In ordinary times the curve should be upward sloping as borrowing over a 30 year period would typically be much more expensive than borrowing over just a two year period. Instead, the curve is flattening and economists are now debating whether this levelling of short and long term rates is a sign of the market calling last orders on the current economic cycle and pricing in an eventual recession - which would explain lower interest rates further out along the "curve".

"Given the mature stage of the economic cycle and wider deficits forecast for the foreseeable future, we are sympathetic to this view. But we do not see immediate risks on the horizon. In the past, it typically isn't until when policy becomes too tight that the yield curve inverts," Issa adds.

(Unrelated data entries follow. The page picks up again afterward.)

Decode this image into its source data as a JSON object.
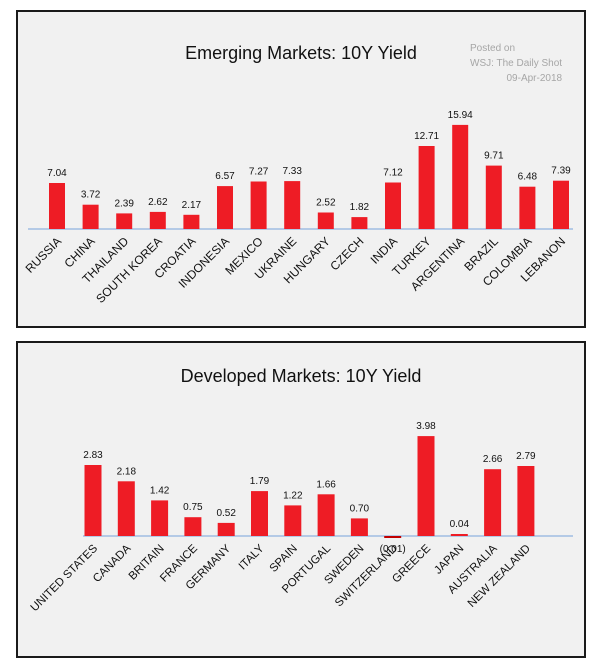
{
  "chart_data": [
    {
      "type": "bar",
      "title": "Emerging Markets: 10Y Yield",
      "categories": [
        "RUSSIA",
        "CHINA",
        "THAILAND",
        "SOUTH KOREA",
        "CROATIA",
        "INDONESIA",
        "MEXICO",
        "UKRAINE",
        "HUNGARY",
        "CZECH",
        "INDIA",
        "TURKEY",
        "ARGENTINA",
        "BRAZIL",
        "COLOMBIA",
        "LEBANON"
      ],
      "values": [
        7.04,
        3.72,
        2.39,
        2.62,
        2.17,
        6.57,
        7.27,
        7.33,
        2.52,
        1.82,
        7.12,
        12.71,
        15.94,
        9.71,
        6.48,
        7.39
      ],
      "value_labels": [
        "7.04",
        "3.72",
        "2.39",
        "2.62",
        "2.17",
        "6.57",
        "7.27",
        "7.33",
        "2.52",
        "1.82",
        "7.12",
        "12.71",
        "15.94",
        "9.71",
        "6.48",
        "7.39"
      ],
      "bar_color": "#ee1c25",
      "xlabel": "",
      "ylabel": "",
      "grid": false,
      "legend": "none",
      "watermark": [
        "Posted on",
        "WSJ: The Daily Shot",
        "09-Apr-2018"
      ]
    },
    {
      "type": "bar",
      "title": "Developed Markets: 10Y Yield",
      "categories": [
        "UNITED STATES",
        "CANADA",
        "BRITAIN",
        "FRANCE",
        "GERMANY",
        "ITALY",
        "SPAIN",
        "PORTUGAL",
        "SWEDEN",
        "SWITZERLAND",
        "GREECE",
        "JAPAN",
        "AUSTRALIA",
        "NEW ZEALAND"
      ],
      "values": [
        2.83,
        2.18,
        1.42,
        0.75,
        0.52,
        1.79,
        1.22,
        1.66,
        0.7,
        -0.01,
        3.98,
        0.04,
        2.66,
        2.79
      ],
      "value_labels": [
        "2.83",
        "2.18",
        "1.42",
        "0.75",
        "0.52",
        "1.79",
        "1.22",
        "1.66",
        "0.70",
        "(0.01)",
        "3.98",
        "0.04",
        "2.66",
        "2.79"
      ],
      "bar_color": "#ee1c25",
      "xlabel": "",
      "ylabel": "",
      "grid": false,
      "legend": "none"
    }
  ]
}
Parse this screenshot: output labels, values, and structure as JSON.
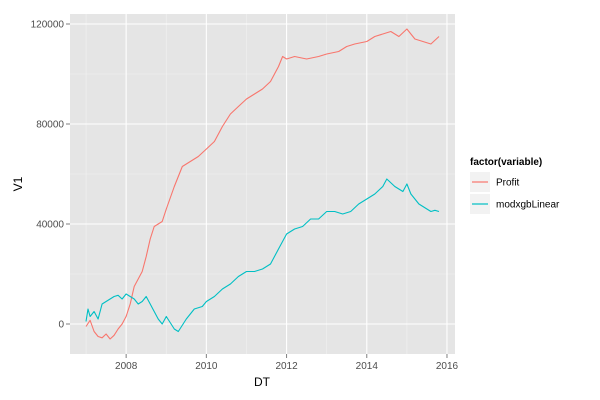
{
  "chart_data": {
    "type": "line",
    "xlabel": "DT",
    "ylabel": "V1",
    "xlim": [
      2006.6,
      2016.2
    ],
    "ylim": [
      -12000,
      124000
    ],
    "x_ticks": [
      2008,
      2010,
      2012,
      2014,
      2016
    ],
    "x_tick_labels": [
      "2008",
      "2010",
      "2012",
      "2014",
      "2016"
    ],
    "y_ticks": [
      0,
      40000,
      80000,
      120000
    ],
    "y_tick_labels": [
      "0",
      "40000",
      "80000",
      "120000"
    ],
    "grid": true,
    "background": "#e5e5e5",
    "legend": {
      "title": "factor(variable)",
      "placement": "right"
    },
    "series": [
      {
        "name": "Profit",
        "color": "#f8766d",
        "x": [
          2007.0,
          2007.1,
          2007.2,
          2007.3,
          2007.4,
          2007.5,
          2007.6,
          2007.7,
          2007.8,
          2007.9,
          2008.0,
          2008.1,
          2008.2,
          2008.3,
          2008.4,
          2008.5,
          2008.6,
          2008.7,
          2008.8,
          2008.9,
          2009.0,
          2009.2,
          2009.4,
          2009.6,
          2009.8,
          2010.0,
          2010.2,
          2010.4,
          2010.6,
          2010.8,
          2011.0,
          2011.2,
          2011.4,
          2011.6,
          2011.8,
          2011.9,
          2012.0,
          2012.2,
          2012.5,
          2012.8,
          2013.0,
          2013.3,
          2013.5,
          2013.7,
          2014.0,
          2014.2,
          2014.4,
          2014.6,
          2014.8,
          2015.0,
          2015.2,
          2015.4,
          2015.6,
          2015.8
        ],
        "y": [
          -1000,
          1500,
          -3000,
          -5000,
          -5500,
          -4000,
          -6000,
          -4500,
          -2000,
          0,
          3000,
          8000,
          15000,
          18000,
          21000,
          27000,
          34000,
          39000,
          40000,
          41000,
          46000,
          55000,
          63000,
          65000,
          67000,
          70000,
          73000,
          79000,
          84000,
          87000,
          90000,
          92000,
          94000,
          97000,
          103000,
          107000,
          106000,
          107000,
          106000,
          107000,
          108000,
          109000,
          111000,
          112000,
          113000,
          115000,
          116000,
          117000,
          115000,
          118000,
          114000,
          113000,
          112000,
          115000
        ]
      },
      {
        "name": "modxgbLinear",
        "color": "#00bfc4",
        "x": [
          2007.0,
          2007.05,
          2007.1,
          2007.2,
          2007.3,
          2007.4,
          2007.5,
          2007.6,
          2007.7,
          2007.8,
          2007.9,
          2008.0,
          2008.1,
          2008.2,
          2008.3,
          2008.4,
          2008.5,
          2008.6,
          2008.7,
          2008.8,
          2008.9,
          2009.0,
          2009.2,
          2009.3,
          2009.5,
          2009.7,
          2009.9,
          2010.0,
          2010.2,
          2010.4,
          2010.6,
          2010.8,
          2011.0,
          2011.2,
          2011.4,
          2011.6,
          2011.8,
          2012.0,
          2012.2,
          2012.4,
          2012.6,
          2012.8,
          2013.0,
          2013.2,
          2013.4,
          2013.6,
          2013.8,
          2014.0,
          2014.2,
          2014.4,
          2014.5,
          2014.7,
          2014.9,
          2015.0,
          2015.1,
          2015.2,
          2015.3,
          2015.4,
          2015.5,
          2015.6,
          2015.7,
          2015.8
        ],
        "y": [
          1000,
          6000,
          3000,
          5000,
          2000,
          8000,
          9000,
          10000,
          11000,
          11500,
          10000,
          12000,
          11000,
          10000,
          8000,
          9000,
          11000,
          8000,
          5000,
          2000,
          0,
          3000,
          -2000,
          -3000,
          2000,
          6000,
          7000,
          9000,
          11000,
          14000,
          16000,
          19000,
          21000,
          21000,
          22000,
          24000,
          30000,
          36000,
          38000,
          39000,
          42000,
          42000,
          45000,
          45000,
          44000,
          45000,
          48000,
          50000,
          52000,
          55000,
          58000,
          55000,
          53000,
          56000,
          52000,
          50000,
          48000,
          47000,
          46000,
          45000,
          45500,
          45000
        ]
      }
    ]
  }
}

Issa and the TD Securities team say the yield curve is unlikely to invert, or in other words become downward sloping, at any point in the near future but they do flag that the move in US bond yields has been so swift it won't take much to see yields ease back from their recent peaks. If and when bond yields do this they would almost certainly take the US Dollar lower with them. 

"The FOMC minutes confirmed that the Fed is tolerant of an inflation overshoot, suggesting unattractive risk/reward of pricing in more hikes. Against this backdrop, and with USDJPY rekindling its romance with 10yr USTs, we expect the pair to exhibit the first signs of USD fatigue", Issa says. "Trade rhetoric and geopolitical tensions have also intensified, while the situation in Italy - though overblown in our view - remains fluid. This is not a conducive backdrop for risk."

Issa and the TD Securities team have recommended that clients of the bank bet on a fall in the USD/JPY rate over the coming weeks, entering trades around Thursday's 109.50 level and targetting a move down to 105.0. They have a stop loss at 112.10. 

The US Dollar index was quoted 0.12% lower at 93.82 at the London open Thursday while the USD/JPY rate was 0.29% lower at 109.54. The Pound-to-Dollar rate was 0.13% lower at 1.3352 and the Euro-to-Dollar rate was 0.05% higher at 1.1716.